- Supreme Court of the United States

Decided March 5, 1847
- Full case name: Wharton Jones v. John Van Zandt
- Citations: 46 U.S. 215 (more) 5 How. 215; 12 L. Ed. 122

Holding
- The Fugitive Slave Act of 1793 was constitutional, and the institution of slavery remained a matter for individual states to decide.

Court membership
- Chief Justice Roger B. Taney Associate Justices John McLean · James M. Wayne John Catron · John McKinley Peter V. Daniel · Samuel Nelson Levi Woodbury · Robert C. Grier

Case opinion
- Majority: Woodbury, joined by unanimous
- Abrogated by
- U.S. Const. amend. XIII, XIV

= Jones v. Van Zandt =

Jones v. Van Zandt, 46 U.S. (5 How.) 215 (1847), was a landmark United States Supreme Court decision involving the constitutionality of slavery that was a predecessor of Dred Scott v.

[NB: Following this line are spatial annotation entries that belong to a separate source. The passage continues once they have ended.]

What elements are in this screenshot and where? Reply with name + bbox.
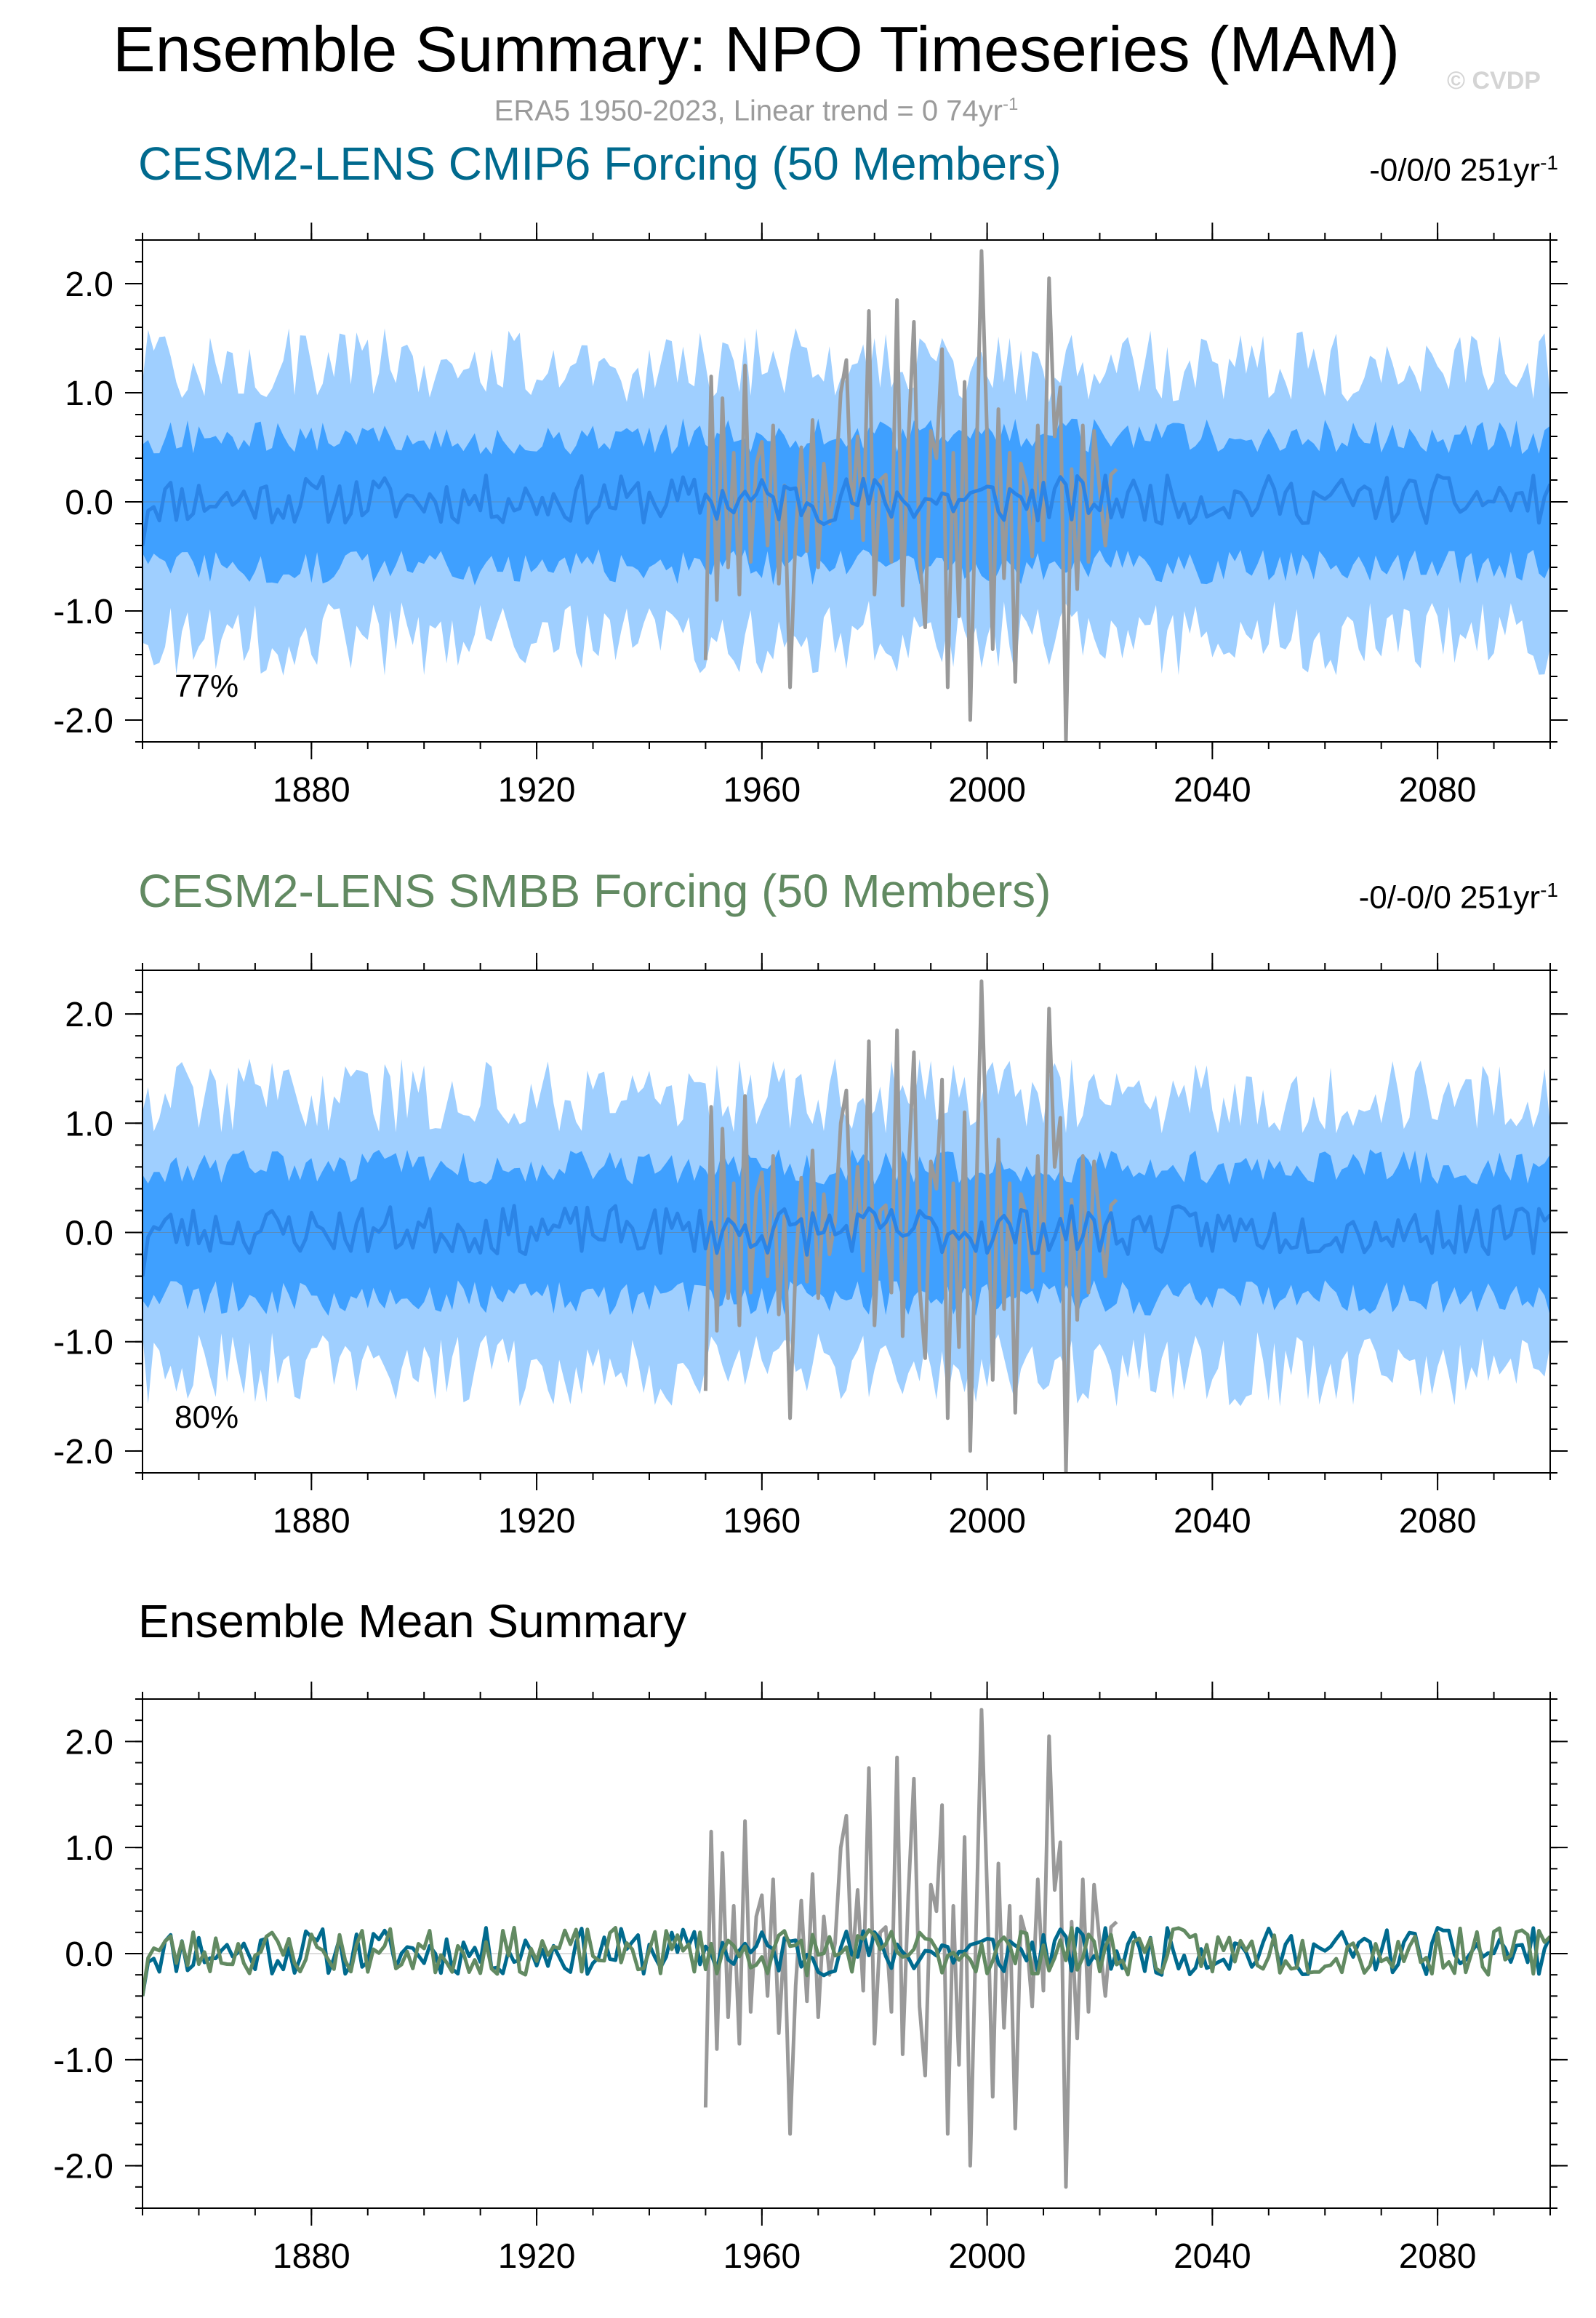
- x-tick-label: 2080: [1399, 771, 1477, 810]
- plot-frame: [142, 970, 1551, 1474]
- panel-2: 1880 1920 1960 2000 2040 2080 -2.0 -1.0 0.0 1.0 2.…: [53, 953, 1568, 1540]
- x-tick-label: 1960: [723, 1502, 801, 1540]
- watermark: © CVDP: [1447, 67, 1541, 95]
- y-tick-label: -2.0: [53, 2148, 113, 2186]
- x-tick-label: 1920: [498, 1502, 576, 1540]
- smbb-mean-line: [143, 1925, 1550, 1997]
- y-tick-label: -1.0: [53, 2042, 113, 2080]
- y-tick-label: 2.0: [65, 1723, 113, 1762]
- x-tick-label: 1920: [498, 771, 576, 810]
- y-tick-label: 0.0: [65, 484, 113, 522]
- trend-sup-smbb: -1: [1540, 879, 1558, 901]
- panel-3: 1880 1920 1960 2000 2040 2080 -2.0 -1.0 0.0 1.0 2.…: [53, 1682, 1568, 2276]
- trend-sup-cmip6: -1: [1540, 151, 1558, 174]
- x-tick-label: 2000: [948, 2237, 1026, 2276]
- x-tick-label: 2040: [1174, 771, 1251, 810]
- y-tick-label: 0.0: [65, 1935, 113, 1974]
- x-tick-label: 2080: [1399, 1502, 1477, 1540]
- y-tick-label: 2.0: [65, 265, 113, 304]
- subtitle-sup: -1: [1003, 95, 1019, 114]
- trend-label-cmip6: -0/0/0 251yr-1: [1369, 151, 1558, 189]
- obs-era5-line: [703, 249, 1118, 742]
- y-tick-label: 0.0: [65, 1215, 113, 1253]
- plot-area-3: [143, 1708, 1550, 2189]
- plot-area-2: [143, 979, 1550, 1473]
- x-tick-label: 1920: [498, 2237, 576, 2276]
- ensemble-mean-line: [143, 1204, 1550, 1276]
- panel-1: 1880 1920 1960 2000 2040 2080 -2.0 -1.0 0.0 1.0 2.…: [53, 223, 1568, 810]
- y-tick-label: -1.0: [53, 1324, 113, 1362]
- trend-text-cmip6: -0/0/0 251yr: [1369, 152, 1541, 188]
- trend-label-smbb: -0/-0/0 251yr-1: [1359, 879, 1558, 916]
- obs-era5-line: [703, 1708, 1118, 2189]
- y-tick-label: -1.0: [53, 593, 113, 631]
- y-tick-label: -2.0: [53, 702, 113, 740]
- x-tick-label: 2000: [948, 1502, 1026, 1540]
- y-tick-label: 1.0: [65, 1105, 113, 1143]
- y-tick-label: 1.0: [65, 1829, 113, 1868]
- obs-era5-line: [703, 979, 1118, 1473]
- ensemble-mean-line: [143, 473, 1550, 546]
- percent-label: 80%: [175, 1399, 238, 1435]
- plot-area-1: [143, 249, 1550, 742]
- x-tick-label: 1960: [723, 2237, 801, 2276]
- y-tick-label: 1.0: [65, 375, 113, 413]
- y-tick-label: 2.0: [65, 996, 113, 1034]
- y-tick-label: -2.0: [53, 1433, 113, 1471]
- x-tick-label: 2000: [948, 771, 1026, 810]
- panel-title-cmip6: CESM2-LENS CMIP6 Forcing (50 Members): [138, 137, 1062, 190]
- figure-title: Ensemble Summary: NPO Timeseries (MAM): [112, 13, 1400, 85]
- x-tick-label: 1960: [723, 771, 801, 810]
- x-tick-label: 1880: [273, 1502, 350, 1540]
- panel-title-smbb: CESM2-LENS SMBB Forcing (50 Members): [138, 865, 1051, 917]
- x-tick-label: 2040: [1174, 2237, 1251, 2276]
- x-tick-label: 1880: [273, 2237, 350, 2276]
- x-tick-label: 1880: [273, 771, 350, 810]
- x-tick-label: 2080: [1399, 2237, 1477, 2276]
- figure-subtitle: ERA5 1950-2023, Linear trend = 0 74yr-1: [0, 95, 1512, 127]
- subtitle-text: ERA5 1950-2023, Linear trend = 0 74yr: [494, 95, 1003, 127]
- plot-frame: [142, 239, 1551, 743]
- panel-title-ensemble-mean: Ensemble Mean Summary: [138, 1595, 687, 1647]
- x-tick-label: 2040: [1174, 1502, 1251, 1540]
- trend-text-smbb: -0/-0/0 251yr: [1358, 879, 1541, 916]
- percent-label: 77%: [175, 668, 238, 704]
- cmip6-mean-line: [143, 1926, 1550, 1997]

Sandford. The Supreme Court was then led by Chief Justice Roger Taney, who owned slaves and wrote the Dred Scott decision but not Jones. The Court unanimously reached the decision that the Fugitive Slave Act of 1793 was constitutional and that the institution of slavery remained a matter for individual states to decide.

==Background==
John Van Zandt was an abolitionist who aided the Underground Railroad resistance movement in Ohio after he had been a slaveholder in Kentucky. At about three on Sunday morning, two white men on horseback stopped a wagon with a closed cover being driven by a black man. The wagon belonged to Van Zandt, who got out and tried to free the reins. Inside were several black people. The driver and a 30-year-old black man, named Andrew, escaped, but the slavecatchers took the wagon with the rest to a jail in Covington, Kentucky, across the Ohio River and about 10 miles from the stop.

Wharton Jones owned Andrew and eight other slaves in Boone County, Kentucky, about 12 or 14 miles from the stop. He sued Zandt in federal court in Ohio for violating the Fugitive Slave Act of 1793 by aiding the escaping slaves. Justice John McLean, riding circuit, conducted the jury trial. Salmon P. Chase and Bell unsuccessfully defended Van Zandt, with the jury deciding in Jones's favor.

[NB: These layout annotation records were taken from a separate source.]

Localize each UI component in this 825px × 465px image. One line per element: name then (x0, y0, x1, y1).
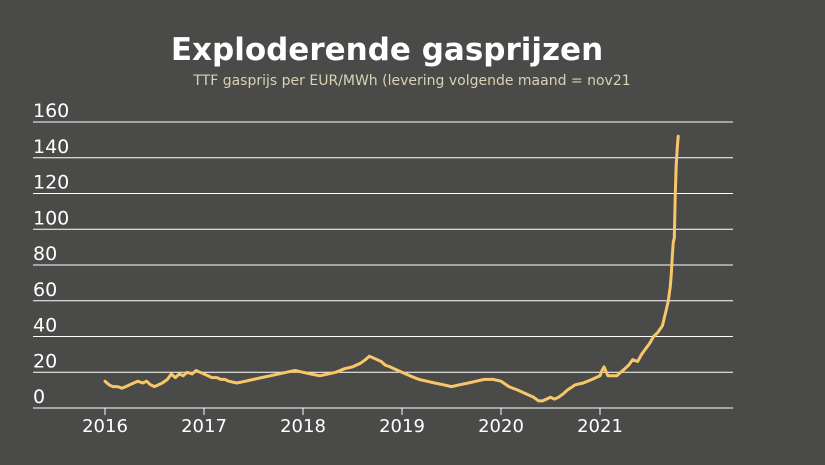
x-axis: 2016 2017 2018 2019 2020 2021 (82, 408, 623, 437)
x-tick-label-2020: 2020 (478, 416, 524, 437)
y-tick-label-120: 120 (33, 172, 69, 194)
y-tick-label-80: 80 (33, 243, 57, 265)
x-tick-label-2018: 2018 (280, 416, 326, 437)
grid-lines (33, 121, 733, 409)
series-layer (103, 134, 680, 403)
series-line-0 (103, 134, 680, 403)
y-tick-label-140: 140 (33, 136, 69, 158)
chart-subtitle: TTF gasprijs per EUR/MWh (levering volge… (192, 73, 630, 89)
y-tick-label-160: 160 (33, 100, 69, 122)
y-tick-label-20: 20 (33, 350, 57, 372)
y-axis: 0 20 40 60 80 100 120 140 160 (33, 100, 69, 408)
y-tick-label-100: 100 (33, 207, 69, 229)
y-tick-label-40: 40 (33, 315, 57, 337)
x-tick-label-2019: 2019 (379, 416, 425, 437)
x-tick-label-2016: 2016 (82, 416, 128, 437)
chart-title: Exploderende gasprijzen (171, 32, 603, 68)
x-tick-label-2017: 2017 (181, 416, 227, 437)
y-tick-label-0: 0 (33, 386, 45, 408)
y-tick-label-60: 60 (33, 279, 57, 301)
x-tick-label-2021: 2021 (577, 416, 623, 437)
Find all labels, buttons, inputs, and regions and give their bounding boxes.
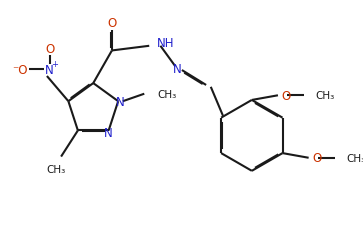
Text: O: O [313, 152, 322, 165]
Text: N: N [173, 62, 182, 75]
Text: N: N [116, 95, 125, 108]
Text: O: O [282, 89, 291, 102]
Text: CH₃: CH₃ [157, 89, 176, 99]
Text: +: + [51, 60, 58, 69]
Text: CH₃: CH₃ [346, 153, 363, 163]
Text: CH₃: CH₃ [315, 91, 334, 101]
Text: N: N [104, 126, 113, 139]
Text: ⁻O: ⁻O [12, 64, 28, 77]
Text: NH: NH [157, 37, 174, 50]
Text: CH₃: CH₃ [47, 164, 66, 174]
Text: O: O [45, 42, 54, 55]
Text: O: O [107, 17, 117, 30]
Text: N: N [45, 64, 54, 77]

Van Zandt appealed through his attorneys, including William H. Seward. Abolitionists used Van Zandt's Supreme Court appeal as a vehicle to reach the underlying constitutional question, since Ohio had been a free state since the Northwest Ordinance, even before its statehood. Van Zandt argued unsuccessfully that he was only giving a ride to black people walking on an Ohio road and that law of Ohio presumed all people were free. During the trial, however, witnesses stated that Van Zandt said that he knew that they were escaped slaves but thought that they ought to be free.

==Decision==
Justice Levi Woodbury, who did not own slaves, announced the unanimous decision of the court. No formal notice of fugitive status was required before apprehension since the circumstances showed both notice and concealment. The constitutionality of the Fugitive Slave Act had been established by Justice Joseph Story in Prigg v. Pennsylvania.

The historian Paul Finkelman believes that the decision laid the groundwork for Dred Scott v. Sandford by putting whites on notice that any black person might be a slave and finding that no black person had any rights under the U.S. Constitution.